Pomysł chybiony i nie odpowiadający na potrzeby czasu. Wspólna armia nie jest możliwa ani teraz, ani w najbliższej przyszłości. I nie tylko dlatego, że pierwotnie składałaby się z jakichś symbolicznych oddzialików, lub dlatego, że Unia nie dysponuje sumami, które wystarczyłyby na budowę wojska z prawdziwego zdarzenia. Przede wszystkim UE składa się z państw, które prowadzą bardzo różną politykę wojskową. Czy przykładowo Cypr, który niedawno umożliwił rosyjskim okrętom wojennym stacjonowanie w swoich bazach, może być wiarygodnym przyczółkiem na strategicznej mapie wojennej UE? Część należy do Paktu Północnoatlantyckiego, część nie, a taka np. Austria jest państwem neutralnym. I oczywiście Austriacy mogliby zmienić swoją konstytucję – co jednak nie zmienia faktu, że budowa jednolitej armii nie mogłaby być zwyczajnym dodawaniem do siebie wojskowych potencjałów poszczególnych państw członkowskich.
Wspólna euroarmia nie powstanie także dlatego, że państwa członkowskie zwyczajnie nie widzą potrzeby pchania do przodu europejskich systemów obronnych, o czym świadczy występujące od lat sukcesywne obniżanie wydatków na obronność w wielu państwach członkowskich UE. Niemieccy politycy nie robią tajemnicy z tego, że Bundeswehra jest niedoinwestowana i dysponuje zdezelowanym sprzętem. Także z tego względu argumentacja Junckera jest dziurawa, bowiem to właśnie z Niemcami w Europie najbardziej liczy się obecnie Kreml. Nie mówiąc już o USA - od których tak naprawdę zależy europejskie bezpieczeństwo.
W podgrzewaniu tej dyskusji swój interes mają także politycy państw członkowskich UE, ponieważ odwracają uwagę od rzeczywistych problemów swojej obronności – czyli m.in. właśnie niedoinwestowania. Przede wszystkim zaś przewodniczący KE rozpaczliwie walczy o uzyskanie międzynarodowego znaczenia dla swojej pozycji – a ta jest zależna od uznania Unii za istotnego gracza. Armia europejska to wyraz idee fixe brukselskich elit, czyli budowa federacji europejskiej, która wzmocniłaby ich znaczenie.

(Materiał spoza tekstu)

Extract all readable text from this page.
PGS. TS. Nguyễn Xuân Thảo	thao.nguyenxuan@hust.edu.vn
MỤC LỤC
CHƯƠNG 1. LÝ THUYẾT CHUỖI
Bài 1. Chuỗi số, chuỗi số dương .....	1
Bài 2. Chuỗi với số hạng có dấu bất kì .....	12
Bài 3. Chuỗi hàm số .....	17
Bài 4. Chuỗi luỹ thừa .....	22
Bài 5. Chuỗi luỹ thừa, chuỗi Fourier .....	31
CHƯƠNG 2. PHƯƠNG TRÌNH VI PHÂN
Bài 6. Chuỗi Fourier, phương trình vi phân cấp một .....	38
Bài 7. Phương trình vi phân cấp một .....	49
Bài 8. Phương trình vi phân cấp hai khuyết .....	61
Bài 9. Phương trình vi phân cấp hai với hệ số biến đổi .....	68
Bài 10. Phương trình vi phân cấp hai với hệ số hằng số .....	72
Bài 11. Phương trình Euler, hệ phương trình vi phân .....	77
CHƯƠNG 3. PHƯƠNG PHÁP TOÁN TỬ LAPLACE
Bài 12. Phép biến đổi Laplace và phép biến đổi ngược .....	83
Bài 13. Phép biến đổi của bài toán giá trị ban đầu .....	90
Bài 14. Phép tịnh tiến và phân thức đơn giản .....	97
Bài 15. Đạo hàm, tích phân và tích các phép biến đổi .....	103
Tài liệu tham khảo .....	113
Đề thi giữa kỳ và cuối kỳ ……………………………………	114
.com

Póki co to jednak nie Juncker, „prezydent UE” Donald Tusk, czy „unijna minister spraw zagranicznych” Federica Mogherini reprezentują w rozmowach z Putinem świat Zachodu, a Francois Hollande i Angela Merkel. Karty w Unii rozdaje przede wszystkim ta ostatnia. To symboliczne, że to właśnie ona idzie podczas pochodów na cześć świeckich świętych Europy (Charlie Hebdo) na czele pochodu, zaś Donald Tusk spychany jest do drugiego rzędu przez prezydenta Autonomii Palestyńskiej, który nie przebierając w środkach starał się dotrzeć w pobliże ucha pani Kanclerz. I choć niemieccy politycy – także z Unii Chrześcijańsko-Demokratycznej – wyrażają się pozytywnie na temat pomysłu Junckera, to Niemcom żadna wspólna armia nie jest potrzebna. I także dlatego jej nie będzie.